1st Simon Dubnow Lecture
21 November 2000,
Old Exchange in Leipzig
Professor Peter Pulzer (Oxford)
Einheit und Differenz: Zum Verhältnis von deutscher und jüdischer Geschichte
Addressing a large audience in November 2000, Professor Peter Pulzer (Oxford), Chairman of the Leo Baeck Institute London and a prominent international historian specializing in the history of German Jewry, gave the first inaugural Simon Dubnow Lecture.
It was entitled »Einheit und Differenz: Zum Verhältnis von deutscher und jüdischer Geschichte« (Unity and Difference On the Relation Between German and Jewish History). Peter Pulzer is Gladstone Professor Emeritus of Government at the University of Oxford and Emeritus Fellow of All Souls College, Oxford.
In 2000 and 2003 he taught and did research as a guest scholar at the Simon Dubnow Institute. Pulzer has numerous publications on German-Jewish history and the history of modern anti-Semitism in Germany and Austria. Of particular interests are his books The Rise of Political anti-Semitism in Germany and Austria (New York 1964) and Jews and the German state : the political history of a minority, 1848–1933 (Detroit 2003). A new German translation of the classic study The Rise of Political anti-Semitism in Germany and Austria will soon be published in the monograph series of the Dubnow Institute.

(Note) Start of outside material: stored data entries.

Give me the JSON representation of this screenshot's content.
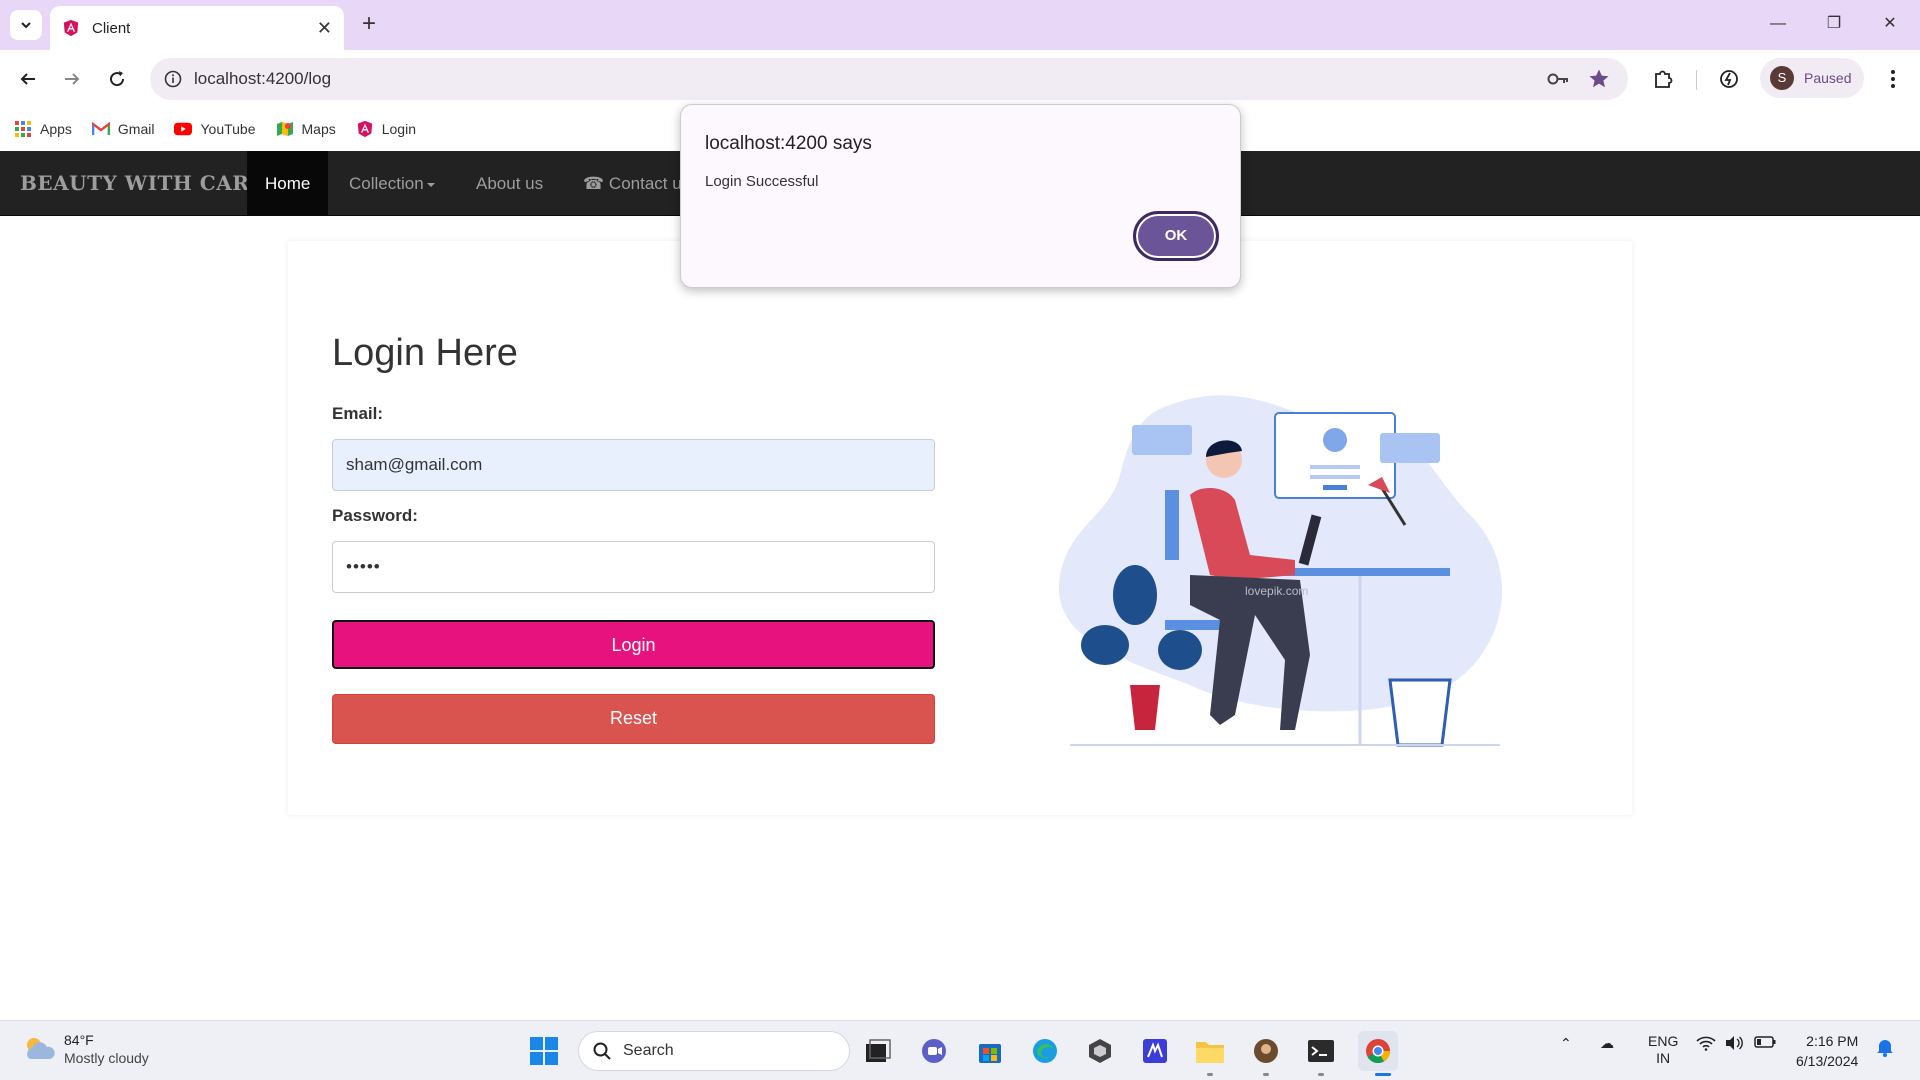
{
  "browser": {
    "tab_title": "Client",
    "url": "localhost:4200/log",
    "profile_initial": "S",
    "profile_status": "Paused",
    "bookmarks": [
      {
        "label": "Apps",
        "icon": "apps-grid-icon"
      },
      {
        "label": "Gmail",
        "icon": "gmail-icon"
      },
      {
        "label": "YouTube",
        "icon": "youtube-icon"
      },
      {
        "label": "Maps",
        "icon": "maps-icon"
      },
      {
        "label": "Login",
        "icon": "angular-icon"
      }
    ]
  },
  "navbar": {
    "brand": "BEAUTY WITH CARE",
    "items": [
      {
        "label": "Home",
        "active": true
      },
      {
        "label": "Collection",
        "dropdown": true
      },
      {
        "label": "About us"
      },
      {
        "label": "Contact u",
        "icon": "phone-icon"
      }
    ]
  },
  "login": {
    "title": "Login Here",
    "email_label": "Email:",
    "email_value": "sham@gmail.com",
    "password_label": "Password:",
    "password_value": "•••••",
    "login_button": "Login",
    "reset_button": "Reset",
    "watermark": "lovepik.com"
  },
  "dialog": {
    "title": "localhost:4200 says",
    "message": "Login Successful",
    "ok_label": "OK"
  },
  "taskbar": {
    "temperature": "84°F",
    "weather": "Mostly cloudy",
    "search_placeholder": "Search",
    "lang_top": "ENG",
    "lang_bottom": "IN",
    "time": "2:16 PM",
    "date": "6/13/2024"
  },
  "colors": {
    "login_button": "#e8127e",
    "reset_button": "#d9534f",
    "navbar": "#222222",
    "dialog_ok": "#6b5497",
    "tabbar": "#e9d7f7"
  }
}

In his lecture, Peter Pulzer explored a key question: from what point in time and in what form did the history of the Jews come to be presented as an integral part of German history? Down into the late nineteenth century, historiography was interested almost exclusively in the history of the Jews in the context of the Old Testament, and not post-Biblical Judaism. Even after the Jews gained civil equality and achieved de jure integration into German society in the course of the nineteenth century, it was mainly Jewish scholars outside the universities who dealt with these topics. It was not until after World War II that one can speak of a final recognition of the Jewish part in German history. It was established academically in the main through research done outside Germany.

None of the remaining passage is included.